If this sounds like a strange way to make a game, it is. For a typical game developer, this would raise many eyebrows, and they'd consider it highly risky or improbable to achieve any success with both arms figurately tied behind your back while blindfolded.
HOW IT ENDED
While I was preparing to stress test the game online, it was discovered by .ru bots that were scouring the web for new games. Even before the game was ready, they published the game link on several Russian gaming sites.
The game exploded.
It has graphical similarities to Tetris, so it was a nice coincidence that the game essentially launched and did so well in Russia at first. After that, other game sites started discovering the game on their own too, even before I had a chance to submit the game myself. Most importantly, the proof of concept and everything I claimed worked (high ratings and retention). It proved so effective that the game is currently being played by hundreds of thousands of users worldwide. And it's a clear demonstration about the importance of combining psychology and game design.
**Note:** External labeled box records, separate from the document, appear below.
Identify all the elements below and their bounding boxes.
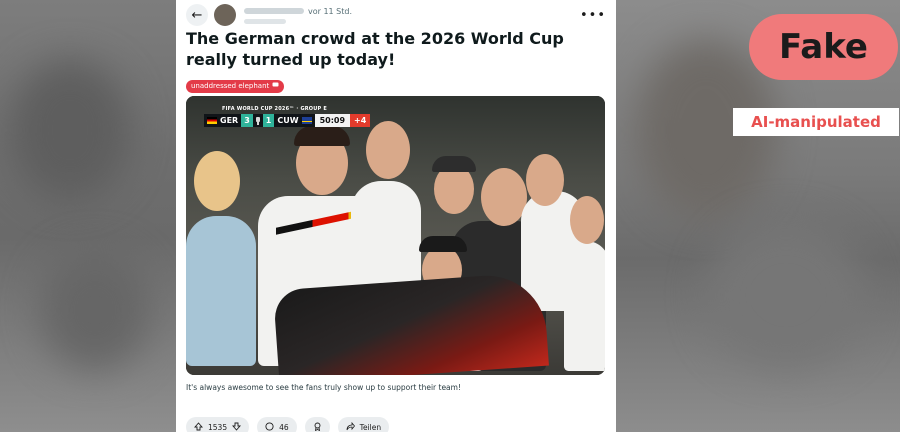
- flair-emoji-icon: [272, 80, 279, 93]
- comments-button[interactable]: 46: [257, 417, 297, 432]
- upvote-icon[interactable]: [194, 421, 203, 432]
- flair-label: unaddressed elephant: [191, 82, 270, 90]
- blurred-background-left: [0, 0, 178, 432]
- downvote-icon[interactable]: [232, 422, 242, 432]
- more-options-button[interactable]: •••: [580, 8, 606, 23]
- scoreboard: GER 3 1 CUW 50:09 +4: [204, 114, 371, 127]
- scoreboard-away-score: 1: [262, 114, 275, 127]
- post-actions: 1535 46 Teilen: [186, 417, 390, 432]
- scoreboard-home: GER: [220, 116, 239, 125]
- post-image[interactable]: FIFA WORLD CUP 2026™ · GROUP E GER 3 1 C…: [186, 96, 605, 375]
- more-icon: •••: [579, 7, 606, 23]
- fake-verdict-badge: Fake: [749, 14, 898, 80]
- trophy-icon: [252, 114, 263, 127]
- scoreboard-home-score: 3: [241, 114, 253, 127]
- vote-count: 1535: [208, 422, 228, 432]
- redacted-author: [244, 18, 286, 24]
- scoreboard-added-time: +4: [350, 114, 371, 127]
- scoreboard-clock: 50:09: [314, 114, 351, 127]
- comment-icon: [265, 421, 274, 432]
- award-button[interactable]: [304, 417, 330, 432]
- post-flair[interactable]: unaddressed elephant: [186, 80, 285, 93]
- scoreboard-competition: FIFA WORLD CUP 2026™ · GROUP E: [222, 106, 327, 112]
- curacao-flag-icon: [301, 117, 312, 124]
- back-button[interactable]: ←: [186, 4, 208, 26]
- arrow-left-icon: ←: [191, 7, 203, 23]
- scoreboard-away: CUW: [277, 116, 299, 125]
- post-card: ← vor 11 Std. ••• The German crowd at th…: [176, 0, 616, 432]
- post-caption: It's always awesome to see the fans trul…: [186, 383, 461, 392]
- germany-flag-icon: [207, 117, 217, 124]
- post-meta: vor 11 Std.: [244, 7, 352, 24]
- post-header: ← vor 11 Std. •••: [186, 4, 606, 26]
- post-time: vor 11 Std.: [308, 6, 353, 16]
- avatar[interactable]: [214, 4, 236, 26]
- german-flag: [273, 271, 549, 375]
- share-label: Teilen: [359, 422, 382, 432]
- award-icon: [313, 422, 322, 432]
- vote-button[interactable]: 1535: [186, 417, 250, 432]
- redacted-username: [244, 8, 304, 14]
- comment-count: 46: [279, 422, 289, 432]
- post-title: The German crowd at the 2026 World Cup r…: [186, 29, 564, 69]
- share-icon: [346, 421, 355, 432]
- share-button[interactable]: Teilen: [337, 417, 390, 432]
- ai-manipulated-label: AI-manipulated: [733, 108, 899, 136]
I suppose you could say that there are many layers of revenge happening here, maybe even karmic justice or backfiring on their part, it's really hard to classify. The best kind of revenge is always massive success, and shoving it in their faces, however. But, on top of that, I also fully kept to my promises while proving these ignorant individuals so wrong they look like fools.
I also added some extra salt to the wound. I figured that success of the game was partly due to Dr. Armchair's ignorance. It was only fair that I included his name within the Game Credits. So, I officially gave this very wonderful human being a very "special thanks" for their support in making this success possible.